Le risque sanitaire et social demeure en Afrique
Mo Ibrahim, entrepreneur et philanthrope anglo-soudanais à la tête d’une Fondation éponyme, ne ménage pas ses efforts depuis l’arrivée du SARS-CoV-2 et appréhende les risques socio-économiques de la pandémie sur le continent. ( dans la Tribune)
La Covid-19 a fait relativement peu de victimes en Afrique à ce jour, pourtant la pandémie a fait les titres des journaux du monde entier.
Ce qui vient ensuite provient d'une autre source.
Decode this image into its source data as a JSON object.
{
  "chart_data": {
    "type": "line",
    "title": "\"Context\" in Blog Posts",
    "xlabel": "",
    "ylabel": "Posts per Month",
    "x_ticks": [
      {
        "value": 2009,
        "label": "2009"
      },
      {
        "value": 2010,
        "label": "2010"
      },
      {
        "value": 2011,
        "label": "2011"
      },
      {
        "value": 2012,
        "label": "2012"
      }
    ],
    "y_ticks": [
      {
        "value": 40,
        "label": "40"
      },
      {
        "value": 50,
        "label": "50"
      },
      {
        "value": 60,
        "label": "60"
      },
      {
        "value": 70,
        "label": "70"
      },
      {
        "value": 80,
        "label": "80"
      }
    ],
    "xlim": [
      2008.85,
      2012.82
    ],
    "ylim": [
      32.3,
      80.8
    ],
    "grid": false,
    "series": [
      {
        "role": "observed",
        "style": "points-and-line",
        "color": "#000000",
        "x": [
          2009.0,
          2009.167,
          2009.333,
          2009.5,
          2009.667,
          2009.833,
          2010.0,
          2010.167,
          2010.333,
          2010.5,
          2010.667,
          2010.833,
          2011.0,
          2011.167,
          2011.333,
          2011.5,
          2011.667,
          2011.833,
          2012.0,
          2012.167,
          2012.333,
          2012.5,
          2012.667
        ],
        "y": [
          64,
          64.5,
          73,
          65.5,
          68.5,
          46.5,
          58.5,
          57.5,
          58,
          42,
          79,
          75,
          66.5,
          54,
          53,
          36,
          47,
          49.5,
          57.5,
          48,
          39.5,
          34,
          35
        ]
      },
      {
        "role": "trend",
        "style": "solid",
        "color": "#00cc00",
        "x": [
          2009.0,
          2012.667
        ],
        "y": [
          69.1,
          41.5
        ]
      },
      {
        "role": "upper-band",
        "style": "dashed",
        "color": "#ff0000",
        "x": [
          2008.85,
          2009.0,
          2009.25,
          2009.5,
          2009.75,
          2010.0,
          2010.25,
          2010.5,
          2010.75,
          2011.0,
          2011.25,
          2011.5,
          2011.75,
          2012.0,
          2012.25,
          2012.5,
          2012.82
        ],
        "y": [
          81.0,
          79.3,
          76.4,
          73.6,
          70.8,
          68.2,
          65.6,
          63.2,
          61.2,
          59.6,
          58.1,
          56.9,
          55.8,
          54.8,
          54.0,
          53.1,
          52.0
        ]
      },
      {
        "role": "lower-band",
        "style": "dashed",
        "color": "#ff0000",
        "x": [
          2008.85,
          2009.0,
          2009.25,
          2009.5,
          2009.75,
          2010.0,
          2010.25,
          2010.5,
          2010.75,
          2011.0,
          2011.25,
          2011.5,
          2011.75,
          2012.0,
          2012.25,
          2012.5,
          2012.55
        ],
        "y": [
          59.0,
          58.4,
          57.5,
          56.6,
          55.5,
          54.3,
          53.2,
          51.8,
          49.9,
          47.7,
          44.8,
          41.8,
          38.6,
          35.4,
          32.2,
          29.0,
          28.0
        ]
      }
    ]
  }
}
N’y a-t-il pas eu une hystérisation des débats dans les médias, alors que la malaria ou la faim tuent beaucoup plus chaque année sur le continent ?
En effet, s’il est important de ne pas minimiser la létalité de ce virus invisible, il convient de conserver une vision globale de la situation. Pour 47 % des membres récemment interrogés du « Now Generation Network » de la Fondation, le Coronavirus n’est pas le principal enjeu sanitaire auquel est confronté leur pays. Le paludisme, la malnutrition et les problèmes de santé mentale sont considérés comme des enjeux inquiétants, voire plus inquiétants. Cependant, il nous faut garder à l’esprit que la progression du Coronavirus est en pleine escalade. L’OMS prévoit même un véritable tsunami à l’automne. Nous devons rester prudents, car nous manquons de données fiables, en raison de la faiblesse des services d’enregistrement des décès dans de nombreux pays, mais aussi du fait d’approches différentes. Du reste, en Afrique, tous ceux qui toussent ne vont pas chez le médecin, et tous ceux qui suffoquent ne rentrent pas à l’hôpital…
Comment concilier intérêts économiques et enjeux sanitaires quand on sait que certains laboratoires stoppent des productions jugées économiquement peu rentables ?
Il serait impardonnable de sacrifier des vies sur l’autel du profit. Accorder aux profits davantage d’importance qu’aux personnes n’est pas envisageable. Nous devons être mus par des valeurs partagées, et non pas seulement par le cours de l’action. Voilà pourquoi je suis membre de « The B Team », une organisation mondiale à but non lucratif qui réunit des chefs de grandes entreprises, pour mettre au premier plan le bien-être des populations et de la planète. Voilà également pourquoi je suis signataire de l’ « Appel pour que le vaccin contre le COVID soit déclaré bien commun mondial », lancé par Muhammad Yunus [économiste du Bangladesh et fondateur de « Grameen Bank », la première institution de micro-crédit, Prix Nobel de la Paix en 2006, ndlr].